Under the apple-tree
Of course he knew that his celebration could be nothing like Miss Hallie's; but he had a vague idea that something would happen to make the day unusual and delightful. Every night after he had gone to bed, and when Mammy was drowsing on the doorstep, he raised himself to his knees, and looked through a wide hole in the wall where the chinking had dropped out from between the logs. Through this he could see a strip of sky studded with twinkling stars. One by one he pointed out the magic seven, repeating the charm and whispering the wish.

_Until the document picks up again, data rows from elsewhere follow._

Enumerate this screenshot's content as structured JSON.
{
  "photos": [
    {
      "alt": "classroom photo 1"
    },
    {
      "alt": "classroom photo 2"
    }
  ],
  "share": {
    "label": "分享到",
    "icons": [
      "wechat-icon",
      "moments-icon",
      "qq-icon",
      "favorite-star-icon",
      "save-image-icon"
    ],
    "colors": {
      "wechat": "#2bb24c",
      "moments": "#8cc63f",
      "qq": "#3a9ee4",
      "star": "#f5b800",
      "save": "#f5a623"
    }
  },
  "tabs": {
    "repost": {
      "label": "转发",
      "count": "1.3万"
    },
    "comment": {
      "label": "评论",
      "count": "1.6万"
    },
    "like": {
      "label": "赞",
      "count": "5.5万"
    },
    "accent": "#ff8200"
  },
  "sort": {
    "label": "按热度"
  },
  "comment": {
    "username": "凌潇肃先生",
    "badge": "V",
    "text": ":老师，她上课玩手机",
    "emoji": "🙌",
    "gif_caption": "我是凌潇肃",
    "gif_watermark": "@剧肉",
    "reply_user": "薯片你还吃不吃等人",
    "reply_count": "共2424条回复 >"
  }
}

It was a long week, because he was in such a hurry for it to go by. But Friday night came at last; and, as he counted the stars for the seventh time, the little flutter of excitement in his veins made them seem to dance before his eyes.
Early Saturday morning he was awakened by Mammy's stirring around outside among the chickens, and instantly he remembered that the long-looked-for day had come. Somehow, a feeling of expectancy made it seem different from other days. He wanted it to last just as long as possible, so he lay there thinking about it, and wondering what would happen first.
As soon as he was dressed, Mammy sent him to the spring for water. He was gone some time, for he had a faint hope that the birthday Santa Claus whom he had met at Miss Hallie's party might come early, and he spent several minutes looking down the road.
Breakfast was ready when he reached the house, and he set the pail down in such a hurry that some of the water slopped out on his bare toes. His wistful eyes scanned the table quickly. There was a better breakfast than usual—bacon and eggs this morning. There was no napkin on the table under which some gift might lie in hiding, but remembering Miss Hallie's other experiences, he pulled out his chair. A little shade of disappointment crept into his face when he found it empty.
After he had speared a piece of bacon with his two-tined fork, and landed it safely on his plate, he rolled his eyes around the table. "Did you know this is my buthday, Mammy?" he asked. "I'm nine yeahs ole to-day."